US drilling chief says flawed applications behind slow permits

Washington (Platts)--13Sep2011/1133 am EDT/1533 GMT


The chief US regulator for offshore drilling Tuesday dismissed complaints about slow permitting and said the oil and natural gas industry "needs to step up its game if it is genuinely interested in a more efficient process."

Michael Bromwich, director of the Bureau of Ocean Energy Management, Regulation and Enforcement, called "flawed and incomplete applications" a significant source of permitting delays. He said the drillers need to stop turning in applications that use "cookie-cutter templates" or that lack information about subsea containment after potential blowouts.

"This is unacceptable, and we will obviously not approve an application with such blatant errors," he said. "We are not talking about simple typographical errors. We are talking about applications with completely incorrect data, or that are missing key data, or that contain completely inconsistent data."

Bromwich made the comments during a speech at the Center for Strategic and International Studies in Washington to mark the October 1 completion of a regulatory overhaul after BP's Macondo disaster.

The BOEM was doing its best to help industry clear up confusion over new standards and to get them back to work in the Gulf of Mexico, he said.

Industry groups and politicians complaining about slow permits have supported their gripes with "flawed and frequently unstated methodologies" and by creating numbers "out of thin air," Bromwich said.

"I continue to be disappointed to see politically motivated, erroneous reports and commentaries, sponsored by various industry associations and groups, criticizing the bureau for allegedly 'slow-walking' permits and plans," he said. "That is a phrase we see repeated over and over again, and it is simply not true."

In the deepwater Gulf of Mexico, the agency has approved permits for 40 unique wells requiring subsea containment.
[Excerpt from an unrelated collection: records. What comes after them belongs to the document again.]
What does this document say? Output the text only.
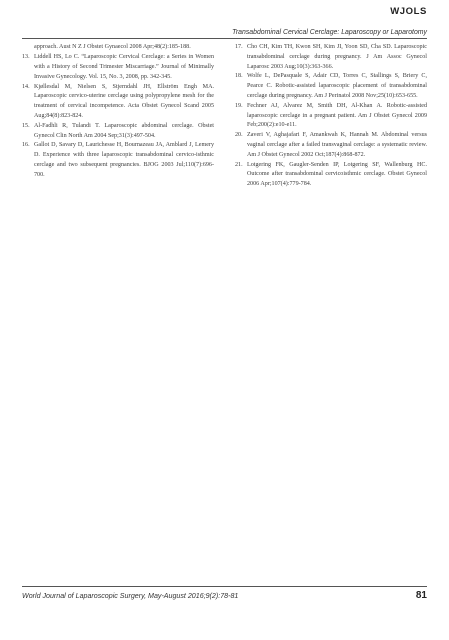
WJOLS
Transabdominal Cervical Cerclage: Laparoscopy or Laparotomy
approach. Aust N Z J Obstet Gynaecol 2008 Apr;48(2):185-188.
13. Liddell HS, Lo C. “Laparoscopic Cervical Cerclage: a Series in Women with a History of Second Trimester Miscarriage.” Journal of Minimally Invasive Gynecology. Vol. 15, No. 3, 2008, pp. 342-345.
14. Kjøllesdal M, Nielsen S, Stjerndahl JH, Ellström Engh MA. Laparoscopic cervico-uterine cerclage using polypropylene mesh for the treatment of cervical incompetence. Acta Obstet Gynecol Scand 2005 Aug;84(8):823-824.
15. Al-Fadhli R, Tulandi T. Laparoscopic abdominal cerclage. Obstet Gynecol Clin North Am 2004 Sep;31(3):497-504.
16. Gallot D, Savary D, Laurichesse H, Bournazeau JA, Amblard J, Lemery D. Experience with three laparoscopic transabdominal cervico-isthmic cerclage and two subsequent pregnancies. BJOG 2003 Jul;110(7):696-700.
17. Cho CH, Kim TH, Kwon SH, Kim JI, Yoon SD, Cha SD. Laparoscopic transabdominal cerclage during pregnancy. J Am Assoc Gynecol Laparosc 2003 Aug;10(3):363-366.
18. Wolfe L, DePasquale S, Adair CD, Torres C, Stallings S, Briery C, Pearce C. Robotic-assisted laparoscopic placement of transabdominal cerclage during pregnancy. Am J Perinatol 2008 Nov;25(10):653-655.
19. Fechner AJ, Alvarez M, Smith DH, Al-Khan A. Robotic-assisted laparoscopic cerclage in a pregnant patient. Am J Obstet Gynecol 2009 Feb;200(2):e10-e11.
20. Zaveri V, Aghajafari F, Amankwah K, Hannah M. Abdominal versus vaginal cerclage after a failed transvaginal cerclage: a systematic review. Am J Obstet Gynecol 2002 Oct;187(4):868-872.
21. Lotgering FK, Gaugler-Senden IP, Lotgering SF, Wallenburg HC. Outcome after transabdominal cervicoisthmic cerclage. Obstet Gynecol 2006 Apr;107(4):779-784.
World Journal of Laparoscopic Surgery, May-August 2016;9(2):78-81	81
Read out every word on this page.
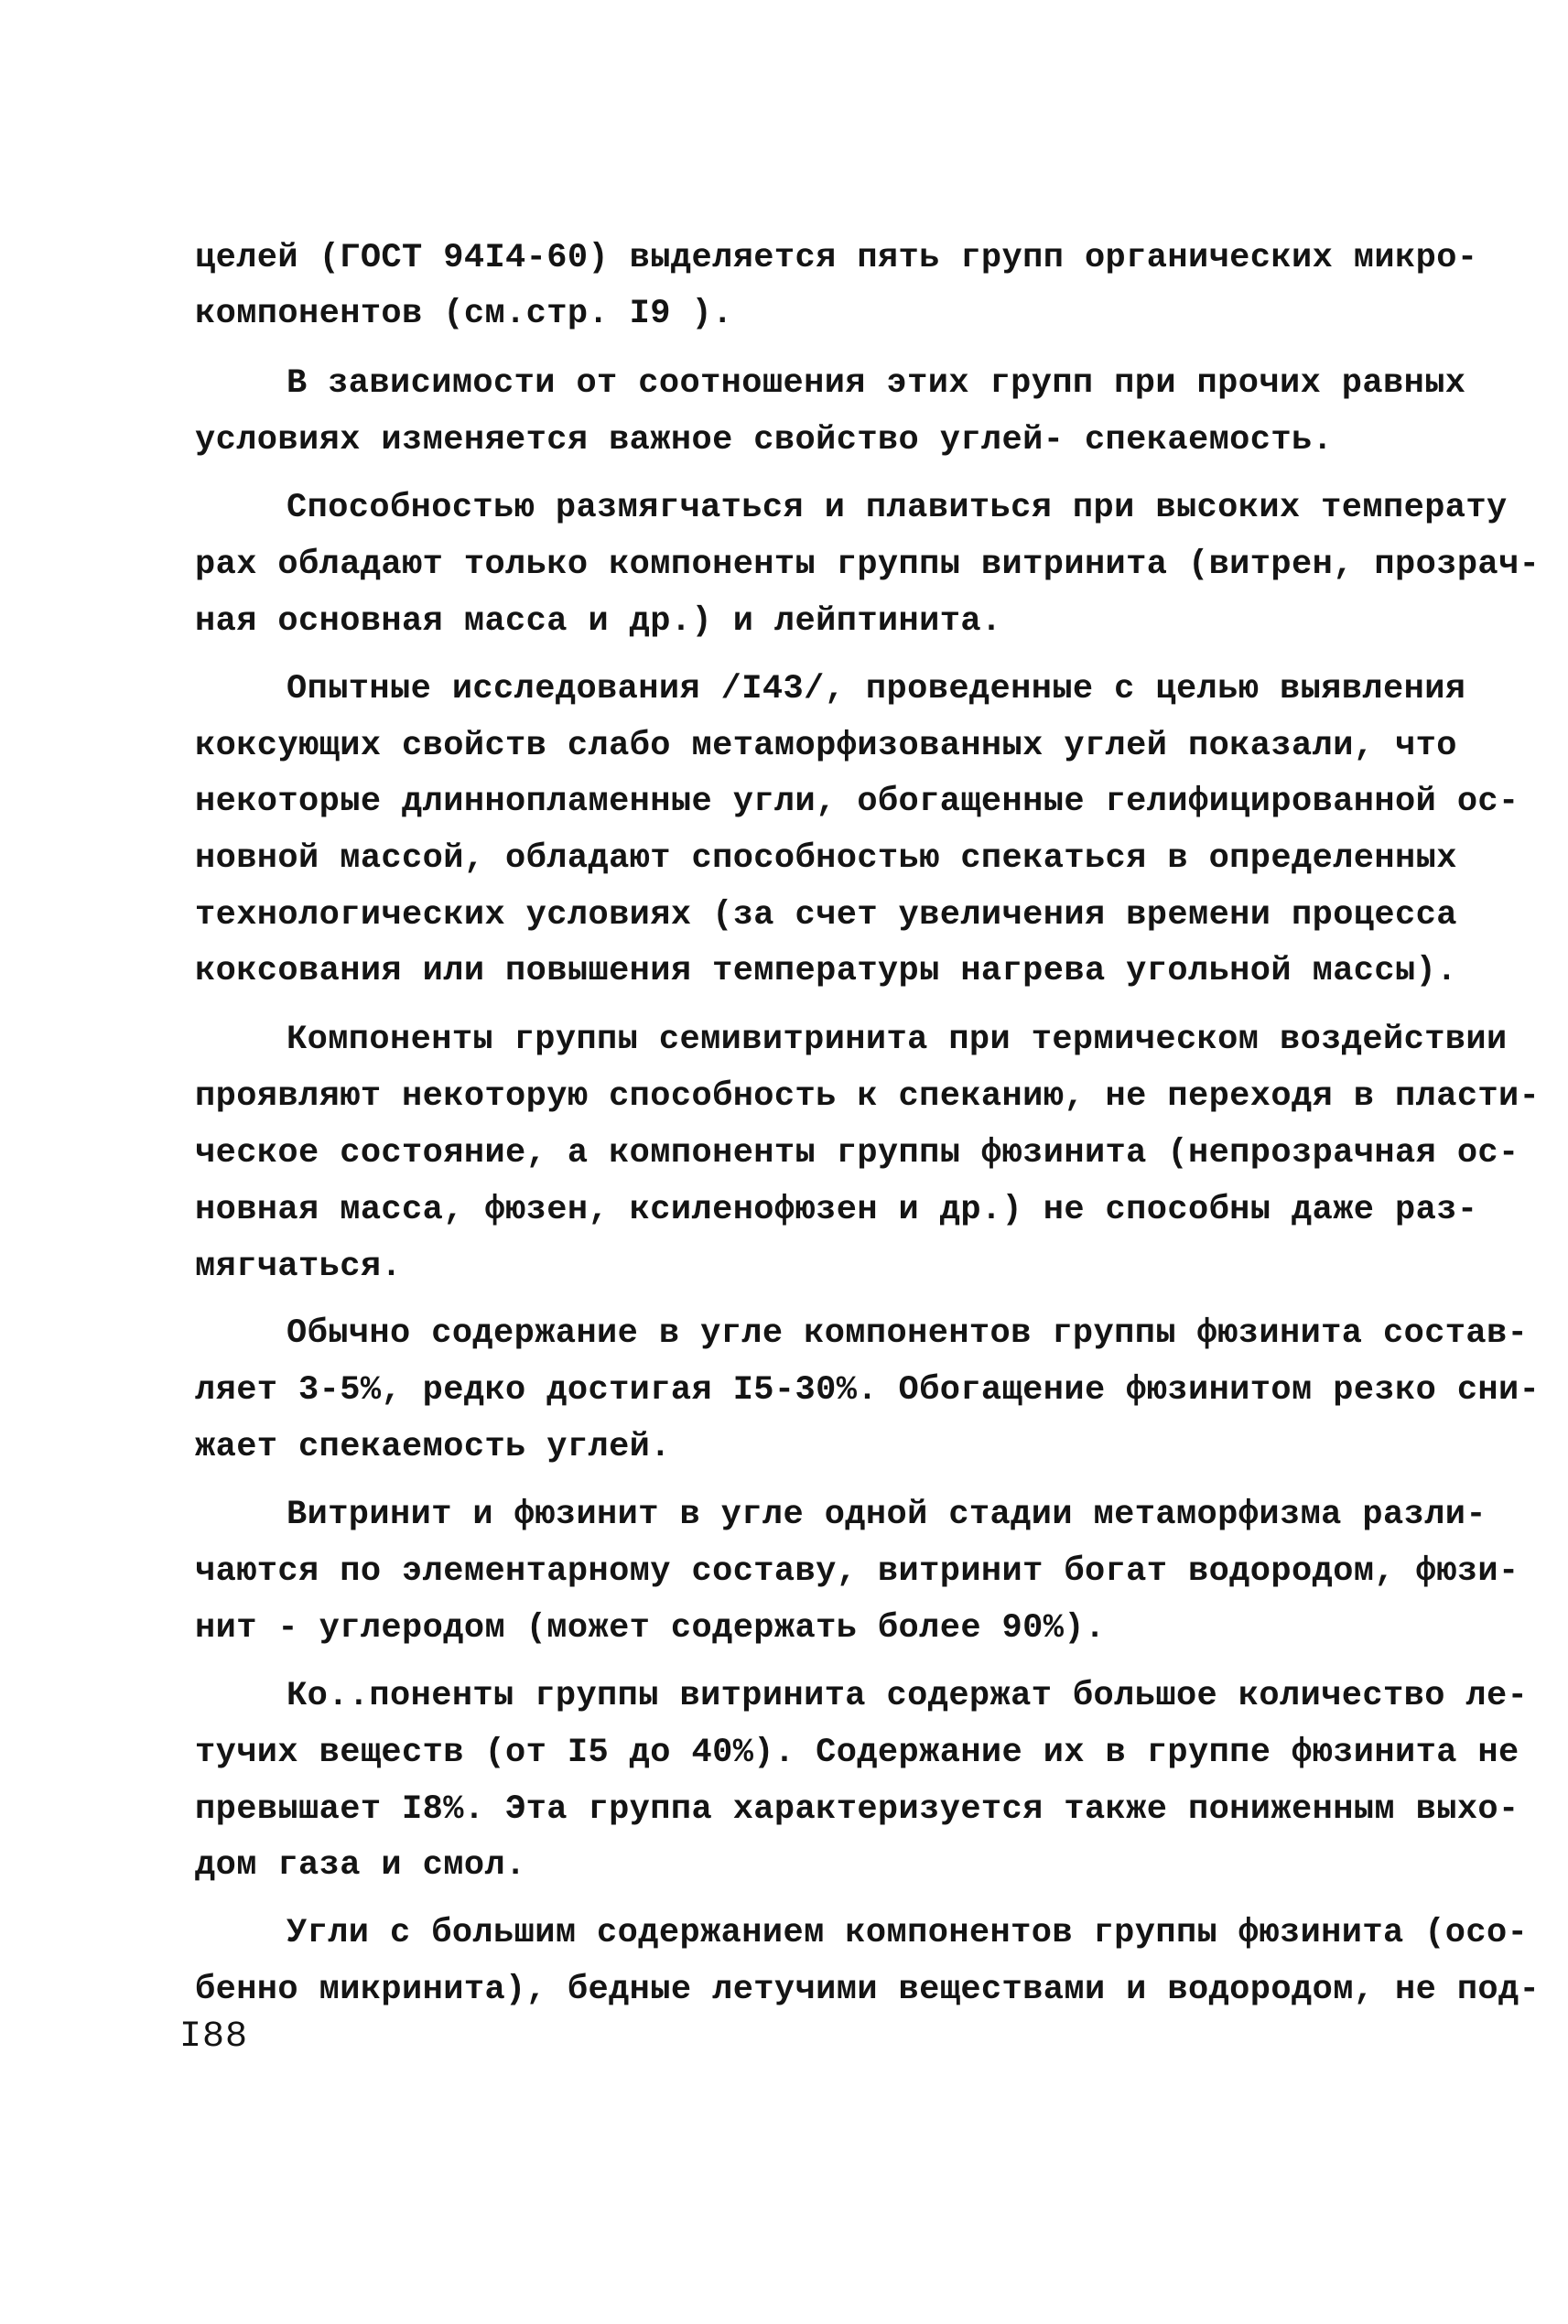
целей (ГОСТ 94I4-60) выделяется пять групп органических микро-
компонентов (см.стр. I9 ).
В зависимости от соотношения этих групп при прочих равных
условиях изменяется важное свойство углей- спекаемость.
Способностью размягчаться и плавиться при высоких температу
рах обладают только компоненты группы витринита (витрен, прозрач-
ная основная масса и др.) и лейптинита.
Опытные исследования /I43/, проведенные с целью выявления
коксующих свойств слабо метаморфизованных углей показали, что
некоторые длиннопламенные угли, обогащенные гелифицированной ос-
новной массой, обладают способностью спекаться в определенных
технологических условиях (за счет увеличения времени процесса
коксования или повышения температуры нагрева угольной массы).
Компоненты группы семивитринита при термическом воздействии
проявляют некоторую способность к спеканию, не переходя в пласти-
ческое состояние, а компоненты группы фюзинита (непрозрачная ос-
новная масса, фюзен, ксиленофюзен и др.) не способны даже раз-
мягчаться.
Обычно содержание в угле компонентов группы фюзинита состав-
ляет 3-5%, редко достигая I5-30%. Обогащение фюзинитом резко сни-
жает спекаемость углей.
Витринит и фюзинит в угле одной стадии метаморфизма разли-
чаются по элементарному составу, витринит богат водородом, фюзи-
нит - углеродом (может содержать более 90%).
Ко..поненты группы витринита содержат большое количество ле-
тучих веществ (от I5 до 40%). Содержание их в группе фюзинита не
превышает I8%. Эта группа характеризуется также пониженным выхо-
дом газа и смол.
Угли с большим содержанием компонентов группы фюзинита (осо-
бенно микринита), бедные летучими веществами и водородом, не под-
I88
Another 12 deepwater permits are pending, and 23 applications were returned to operators needing more information.

"The simple fact is, we are reviewing and approving permits as expeditiously as we can given our current resources," Bromwich said.

CHEVRON CEO'S COMMENTS

BOEM employees have spent more than 1,350 hours of overtime reviewing plans and permits in the past six months, he added.

"In light of that, it is unfair and inappropriate to accuse this bureau of 'slow-walking' anything," he said.

Bromwich said he was pleased by Chevron CEO John Watson's comments Wednesday that BOEM was not slow-walking permits. Rather, Watson said he believes the backlog in deepwater permits is due to regulators not having enough manpower to process the increased amount of information required since enacting the tougher standards.

"I know the BOEM has taken criticism," Watson said. "They are working very hard to process" the permits. "The bar has been raised. We need to fund that agency."

Bromwich called it the first time the head of a major oil and gas company defended his agency on the permitting pace.

"It was about time that we heard an oil company executive say publicly what many had been saying privately to us for many months," he said. "We understand that operators would like the permitting process to move more quickly. But that's very different from suggesting that there have been concerted efforts to slow things down."